Si l'on peut respecter l'idée d'une grève, il n'en demeure pas moins qu'il est inadmissible qu'un service minimum ait été bloqué par les grévistes. Ceci constitue une atteinte à la démocratie du principe fondamental de la grève.

Sur ce point là et celui là, les grévistes ont tout faux !

Certes.....

La gestion du dossier des TPG frise l'amateurisme. La tour Baudet est dépassée par les événements.

Le Conseiller d'état, Luc Barthassat, reconnaît avoir faire une erreur, celle de n'avoir pas imposé un service minimum.

Son esprit a manqué de Chef responsable.

A cela, le Ministre de tutelle de cette noble institution se défie en mettant la faute sur la Direction des TPG pour son manquement efficace de gestion du dossier

C'est de la faute de la Direction s'il n'y a pas eu de bus ou de trams sortant des dépôts.

Je pense qu'au contraire c'est bien Luc Barthassat qui n'a pas sur gérer ce dossier ne voyant rien venir et faisant confiance aux non grévistes pour assurer le service minimum. Le doigt dans le nez !

C'est facile de mettre la faute sur les autres, toutefois, un « tuteur général » doit prévoir, organiser, comptabiliser, gérer, et rendre des comptes sur la substitution de gestion

Ce qui est frappant dans cette affaire c'est le fait que le Conseil d'état est entrain, tout comme en France, de se laisser dépasser par les mouvements de mauvaises humeurs de la société.

La France contamine Genève, Genève perd ses valeurs et son identité.

Le Conseil d'état souffre d'un manque certain de poigne au regard des dossiers brûlants tels que ceux liés aux TPG, à Champ Dollon, Curabilis, Score, la fiscalité, les liens Etat-Communes, j'en passe et des meilleurs.

Les mouvements sociaux prennent le dessus car ont veut bien les laisser s'organiser comme bon leur semble.

Le Conseil d'état se fait marcher dessus !
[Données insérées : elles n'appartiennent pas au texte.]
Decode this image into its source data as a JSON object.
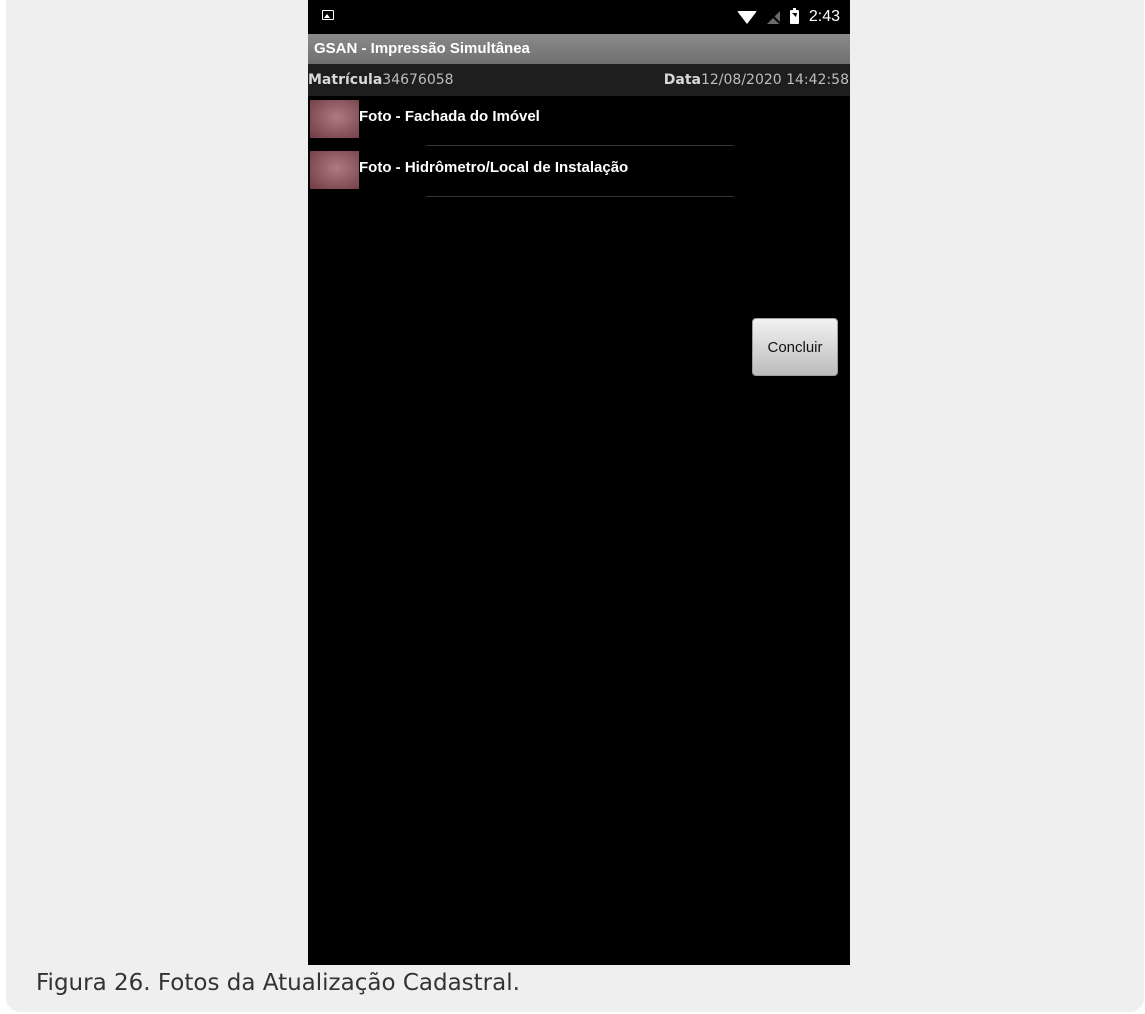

Tout simplement nos sages de la tour Baudet ne maîtrisent plus les soucis des résidents genevois.

Dans la mesure où la vie avance, ce défaut de clairvoyance peut être grave pour la paix social et d'une manière générale celle de Genève.

Gouverner c'est prévoir.

Si le Conseil d'état ne se montre pas plus ferme dans ses projets, ses propositions, il va droit dans le mur de l'anti social et par là-même la déréglementation.

Aujourd'hui, l'exécutif genevois est confronté à nombre de défis et pourrait avoir une chance immense de pouvoir avancer pour autant qu'il ait au fond du crâne la notion de vouloir « exiger » le changement.

En menant une politique claire, nette, fonceuse, sachant gérer et passer au dessus des difficultés, il sera récompensé de ses efforts.

Avec la gestion du dossier des TPG, à travers les manquements du Ministre de tutelle des TPG, il est mal parti !

Genève est en péril ?

Allez bonne journée !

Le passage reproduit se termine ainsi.